Io penso che sia questo complesso di elementi di pressione che hanno messo in discussione -in modo abbastanza diffuso- che ci sia un solo modo di concepire e di realizzare il lavoro e il funzionamento di un’azienda. Oggi di questo di discute dappertutto, anche se i risultati sono ancora minimi. Ma se qualcosa ha cominciato a cambiare, è cambiato a partire dal basso. Il cambiamento non viene mai dall’alto, se non costretto da un bisogno, da una volontà, da una forza.
5- Questo quadro, come ho detto, indica come questione centrale il rapporto con il potere aziendale.
Anche su questo tra le donne si si trova una forte convergenza, ma in questo caso problematica e irrisolta. C’è una difficoltà diffusa nel rapportarsi al potere aziendale. Manchiamo di un’analisi adeguata dei meccanismi del potere, del perché sostanzialmente tendiamo a chiamarcene fuori. Manchiamo di chiarezza su cosa realmente vogliamo e sui nostri possibili strumenti.

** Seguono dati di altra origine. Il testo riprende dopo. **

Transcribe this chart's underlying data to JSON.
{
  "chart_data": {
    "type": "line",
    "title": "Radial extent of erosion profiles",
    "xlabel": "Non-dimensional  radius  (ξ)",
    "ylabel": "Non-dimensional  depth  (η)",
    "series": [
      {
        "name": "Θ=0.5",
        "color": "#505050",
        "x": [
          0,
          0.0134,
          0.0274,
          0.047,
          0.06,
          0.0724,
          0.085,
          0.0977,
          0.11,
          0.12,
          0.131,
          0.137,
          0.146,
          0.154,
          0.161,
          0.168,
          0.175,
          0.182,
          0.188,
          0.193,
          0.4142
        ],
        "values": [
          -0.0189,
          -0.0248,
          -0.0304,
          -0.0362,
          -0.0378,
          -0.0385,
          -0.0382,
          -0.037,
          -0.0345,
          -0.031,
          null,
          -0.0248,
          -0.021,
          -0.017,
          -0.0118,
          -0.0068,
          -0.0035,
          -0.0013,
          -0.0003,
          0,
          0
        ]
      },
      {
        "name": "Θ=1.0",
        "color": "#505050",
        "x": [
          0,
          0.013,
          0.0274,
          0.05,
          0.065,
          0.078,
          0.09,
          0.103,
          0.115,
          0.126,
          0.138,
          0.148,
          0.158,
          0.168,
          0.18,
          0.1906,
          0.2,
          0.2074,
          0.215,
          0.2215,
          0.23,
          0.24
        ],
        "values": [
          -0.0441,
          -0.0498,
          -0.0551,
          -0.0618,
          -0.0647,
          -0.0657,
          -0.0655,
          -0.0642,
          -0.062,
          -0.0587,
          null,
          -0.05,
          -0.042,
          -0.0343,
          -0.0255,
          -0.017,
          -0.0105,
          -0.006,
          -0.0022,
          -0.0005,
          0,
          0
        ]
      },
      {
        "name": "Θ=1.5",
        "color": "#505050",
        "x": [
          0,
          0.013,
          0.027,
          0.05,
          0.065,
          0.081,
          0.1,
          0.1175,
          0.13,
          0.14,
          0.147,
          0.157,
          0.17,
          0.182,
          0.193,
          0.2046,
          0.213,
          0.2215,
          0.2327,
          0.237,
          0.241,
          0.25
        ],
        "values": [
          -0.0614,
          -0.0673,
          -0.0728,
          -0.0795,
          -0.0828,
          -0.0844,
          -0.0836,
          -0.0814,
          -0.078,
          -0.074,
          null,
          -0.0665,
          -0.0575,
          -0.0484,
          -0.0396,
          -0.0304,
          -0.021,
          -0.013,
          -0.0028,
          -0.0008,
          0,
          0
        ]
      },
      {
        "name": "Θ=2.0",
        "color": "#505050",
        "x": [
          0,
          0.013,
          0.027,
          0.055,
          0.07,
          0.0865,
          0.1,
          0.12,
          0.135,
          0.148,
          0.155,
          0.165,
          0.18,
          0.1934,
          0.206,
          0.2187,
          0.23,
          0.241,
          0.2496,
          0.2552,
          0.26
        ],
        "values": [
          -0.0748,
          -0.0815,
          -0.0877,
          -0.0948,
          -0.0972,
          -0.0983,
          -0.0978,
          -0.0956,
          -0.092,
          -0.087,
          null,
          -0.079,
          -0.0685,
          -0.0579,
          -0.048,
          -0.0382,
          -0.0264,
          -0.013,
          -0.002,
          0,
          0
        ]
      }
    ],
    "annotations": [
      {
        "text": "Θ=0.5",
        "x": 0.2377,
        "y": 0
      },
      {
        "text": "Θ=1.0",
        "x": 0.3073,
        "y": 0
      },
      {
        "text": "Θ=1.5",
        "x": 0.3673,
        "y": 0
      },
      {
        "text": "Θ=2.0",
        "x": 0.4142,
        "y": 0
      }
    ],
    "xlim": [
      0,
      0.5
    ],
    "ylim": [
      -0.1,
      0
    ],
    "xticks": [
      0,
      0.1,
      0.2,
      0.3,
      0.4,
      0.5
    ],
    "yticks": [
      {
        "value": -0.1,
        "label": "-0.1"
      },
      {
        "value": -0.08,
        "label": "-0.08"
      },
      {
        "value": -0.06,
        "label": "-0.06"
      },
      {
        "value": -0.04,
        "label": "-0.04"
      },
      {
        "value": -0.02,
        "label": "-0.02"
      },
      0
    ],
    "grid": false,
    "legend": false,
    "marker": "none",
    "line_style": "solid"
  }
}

Diciamo che le donne non sanno gestire il potere perché forse non lo vogliono, perché hanno una diversa concezione del potere. Questo ci porta ad un diverso modo di concepire il lavoro e il modo di lavorare, ma non porta di per sé ad ottenere i nostri obiettivi, a cambiare la nostra condizione. Il potere è necessario per cambiare, ma le donne dichiarano e praticano una sostanziale estraneità, con il risultato -consapevole- che così lo si lascia agire sia a livello individuale sia a livello collettivo.
Qui si pone il problema degli spazi che le donne possono prendere nelle aziende. Degli strumenti di potere: come funzionano quelli attuali, con quali meccanismi? Cosa facciamo noi? Come diversamente possiamo costruire un nostro potere? E’ su questo che bisogna lavorare senza rimandi.